Photo was created by Webthat using MidJourney
AI Text Detectors and Discrimination
Computer programs designed to identify AI-generated content, such as essays and job applications, have been found to discriminate against non-native English speakers, according to researchers.
Bias Uncovered in AI Text Detectors
Tests conducted on seven popular AI text detectors revealed a troubling bias. Articles written by individuals who do not speak English as their first language were frequently mislabeled as AI-generated, posing significant implications for students, academics, and job seekers.
Questioning Accuracy Claims
While teachers consider AI detection a crucial tool in deterring modern cheating methods, the researchers caution that the 99% accuracy claimed by some detectors is misleading at best.
Non-Native English Speakers Unfairly Targeted
When essays written for the Test of English as a Foreign Language (TOEFL) were analyzed, more than half were falsely identified as AI-generated, with one program flagging 98% of the essays as machine-composed. In contrast, when essays by native English-speaking eighth graders in the US were tested, over 90% were accurately identified as human-written.
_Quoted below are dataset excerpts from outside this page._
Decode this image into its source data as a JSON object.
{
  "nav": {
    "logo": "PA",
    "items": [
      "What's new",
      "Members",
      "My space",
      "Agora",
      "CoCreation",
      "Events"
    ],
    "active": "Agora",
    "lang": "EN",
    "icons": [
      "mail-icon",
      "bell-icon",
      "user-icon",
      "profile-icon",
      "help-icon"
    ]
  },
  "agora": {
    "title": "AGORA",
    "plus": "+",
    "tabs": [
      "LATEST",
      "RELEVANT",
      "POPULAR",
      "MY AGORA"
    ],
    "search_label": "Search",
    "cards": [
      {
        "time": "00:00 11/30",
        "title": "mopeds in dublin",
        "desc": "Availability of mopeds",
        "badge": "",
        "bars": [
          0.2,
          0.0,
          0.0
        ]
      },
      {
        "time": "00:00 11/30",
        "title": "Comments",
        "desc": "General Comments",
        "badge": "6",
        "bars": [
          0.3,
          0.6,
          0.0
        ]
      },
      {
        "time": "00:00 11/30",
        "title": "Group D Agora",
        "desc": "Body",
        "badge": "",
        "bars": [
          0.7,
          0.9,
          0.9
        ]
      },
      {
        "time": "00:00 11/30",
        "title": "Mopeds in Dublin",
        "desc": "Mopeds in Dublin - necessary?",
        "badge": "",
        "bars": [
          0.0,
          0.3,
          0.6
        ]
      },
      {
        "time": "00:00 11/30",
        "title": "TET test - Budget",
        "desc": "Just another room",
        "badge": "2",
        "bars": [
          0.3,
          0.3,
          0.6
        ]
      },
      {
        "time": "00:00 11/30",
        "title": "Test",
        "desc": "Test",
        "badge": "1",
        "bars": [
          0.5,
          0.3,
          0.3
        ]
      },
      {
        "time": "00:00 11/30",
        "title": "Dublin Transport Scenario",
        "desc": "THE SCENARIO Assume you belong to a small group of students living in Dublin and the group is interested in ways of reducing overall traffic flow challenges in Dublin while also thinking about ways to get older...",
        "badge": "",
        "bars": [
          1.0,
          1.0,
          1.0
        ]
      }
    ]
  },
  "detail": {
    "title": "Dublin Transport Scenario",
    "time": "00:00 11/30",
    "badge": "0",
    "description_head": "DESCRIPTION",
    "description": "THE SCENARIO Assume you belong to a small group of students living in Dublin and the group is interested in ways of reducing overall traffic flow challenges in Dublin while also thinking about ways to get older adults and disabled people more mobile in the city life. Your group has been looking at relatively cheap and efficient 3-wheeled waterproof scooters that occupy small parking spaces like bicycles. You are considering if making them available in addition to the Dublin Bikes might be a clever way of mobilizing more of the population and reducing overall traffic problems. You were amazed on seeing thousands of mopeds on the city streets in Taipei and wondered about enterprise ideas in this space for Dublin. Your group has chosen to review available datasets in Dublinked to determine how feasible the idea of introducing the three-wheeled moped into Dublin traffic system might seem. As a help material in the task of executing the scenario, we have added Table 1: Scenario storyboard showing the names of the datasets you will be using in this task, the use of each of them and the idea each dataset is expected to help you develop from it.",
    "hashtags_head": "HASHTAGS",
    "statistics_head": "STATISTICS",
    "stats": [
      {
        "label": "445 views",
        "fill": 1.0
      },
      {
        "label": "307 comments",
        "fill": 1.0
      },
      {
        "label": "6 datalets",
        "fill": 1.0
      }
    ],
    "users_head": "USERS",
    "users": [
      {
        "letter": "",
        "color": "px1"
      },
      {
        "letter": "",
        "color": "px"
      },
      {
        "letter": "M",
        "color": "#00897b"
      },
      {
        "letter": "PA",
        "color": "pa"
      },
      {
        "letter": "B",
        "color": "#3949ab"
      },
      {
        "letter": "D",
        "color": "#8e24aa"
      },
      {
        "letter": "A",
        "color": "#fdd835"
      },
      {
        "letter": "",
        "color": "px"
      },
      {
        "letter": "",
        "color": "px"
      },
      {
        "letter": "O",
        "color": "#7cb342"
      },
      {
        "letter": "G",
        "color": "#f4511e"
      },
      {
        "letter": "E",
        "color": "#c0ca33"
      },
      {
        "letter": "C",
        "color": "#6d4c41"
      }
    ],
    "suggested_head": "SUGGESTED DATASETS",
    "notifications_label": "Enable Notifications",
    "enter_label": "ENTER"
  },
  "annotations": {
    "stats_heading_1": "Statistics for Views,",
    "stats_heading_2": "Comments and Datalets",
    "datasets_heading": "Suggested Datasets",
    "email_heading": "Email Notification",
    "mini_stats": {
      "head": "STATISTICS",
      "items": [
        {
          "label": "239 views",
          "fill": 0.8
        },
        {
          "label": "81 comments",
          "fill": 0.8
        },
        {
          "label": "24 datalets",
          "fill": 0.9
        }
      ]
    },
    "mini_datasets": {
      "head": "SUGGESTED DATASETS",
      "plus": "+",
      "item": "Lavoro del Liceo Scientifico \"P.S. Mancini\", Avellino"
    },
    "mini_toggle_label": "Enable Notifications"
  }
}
Decoding the Discrimination
The researchers, publishing their findings in the journal Patterns, attribute this bias to the way detectors evaluate what is considered human versus AI-generated text. These programs rely on “text perplexity,” which measures how surprised or confused a generative language model is when predicting the next word in a sentence.
As large language models like ChatGPT are trained to produce low perplexity text, human-written work using common words and familiar patterns runs the risk of being mistaken for AI-generated content. This risk is particularly pronounced for non-native English speakers, as they often employ simpler word choices.
A Paradoxical Response
After uncovering the inherent bias in AI detector programs, the researchers experimented by having ChatGPT rewrite TOEFL essays using more sophisticated language.
Surprisingly, when these revised essays were reevaluated by the AI detectors, they were correctly identified as human-written. However, the researchers raise concerns that the use of AI detectors may ironically lead non-native writers to rely even more on AI tools like ChatGPT to evade detection.